In this question, assume all dollar units are real dollars in billions, so, for example, $150 means $150 billion. It is year 0. Argentina thinks it can find $150 of domestic investment projects with an MPK of 10% (each $1 invested pays off $0.10 in every later year). Argentina invests $84 in year 0 by borrowing $84 from the rest of the world at a world real interest rate r* of 5%. There is no further borrowing or investment after this.Use the standard assumptions: Assume initial external wealth W(W in year −1) is 0. Assume G = 0 always; and assume I = 0 except in year 0. Also, assume NUT = KA = 0 and that there is no net labor income so NFIA = r*W.

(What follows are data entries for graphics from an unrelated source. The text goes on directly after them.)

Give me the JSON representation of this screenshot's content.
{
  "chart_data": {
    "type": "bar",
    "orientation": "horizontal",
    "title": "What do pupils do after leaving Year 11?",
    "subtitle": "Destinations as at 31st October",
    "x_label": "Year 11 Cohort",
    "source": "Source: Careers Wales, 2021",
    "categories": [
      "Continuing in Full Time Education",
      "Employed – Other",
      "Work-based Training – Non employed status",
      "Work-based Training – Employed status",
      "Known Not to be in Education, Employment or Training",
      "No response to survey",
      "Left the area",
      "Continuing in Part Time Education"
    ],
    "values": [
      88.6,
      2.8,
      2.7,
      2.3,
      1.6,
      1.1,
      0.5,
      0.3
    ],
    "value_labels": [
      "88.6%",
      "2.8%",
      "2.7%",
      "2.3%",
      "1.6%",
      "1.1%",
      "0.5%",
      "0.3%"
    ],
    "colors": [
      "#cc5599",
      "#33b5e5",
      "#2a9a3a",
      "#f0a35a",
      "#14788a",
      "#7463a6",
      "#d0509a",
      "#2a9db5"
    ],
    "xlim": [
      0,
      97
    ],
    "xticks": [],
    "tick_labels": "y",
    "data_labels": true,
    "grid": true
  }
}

The projects start to pay off in year 1 and continue to pay off all years thereafter. Interest is paid in perpetuity, in year 1 and every year thereafter. In addition, assume that if the projects are not done, then GDP = Q = C = $200 in all years, so that PV(Q) = PV(C) = 200 + 200/0.05 = 4,200.
- Should Argentina fund the $84 worth of projects? Explain your answer.
- Why might Argentina be able to borrow only $84 and not $150?
- From this point forward, assume the projects totaling $84 are funded and completed in year 0. If the MPK is 10%, what is the total payoff from the projects in future years?
- Assume this is added to the $200 of GDP in all years starting in year 1. In dollars, what is Argentina’s Q = GDP in year 0, year 1, and later years?
- At year 0, what is the new PV(Q) in dollars? Hint: To ease computation, calculate the value of the increment in PV(Q) due to the extra output in later years.
- At year 0, what is the new PV(I) in dollars? Therefore, what does the LRBC say is the new PV(C) in dollars?
- Assume that Argentina is consumption smoothing. What is the percent change in PV(C)? What is the new level of C in all years? Is Argentina better off?
- For the year the projects go ahead, year 0, explain Argentina’s balance of payments as follows: state the levels of CA, TB, NFIA, and FA.
- What happens in later years? State the levels of CA, TB, NFIA, and FA in year 1 and every later year.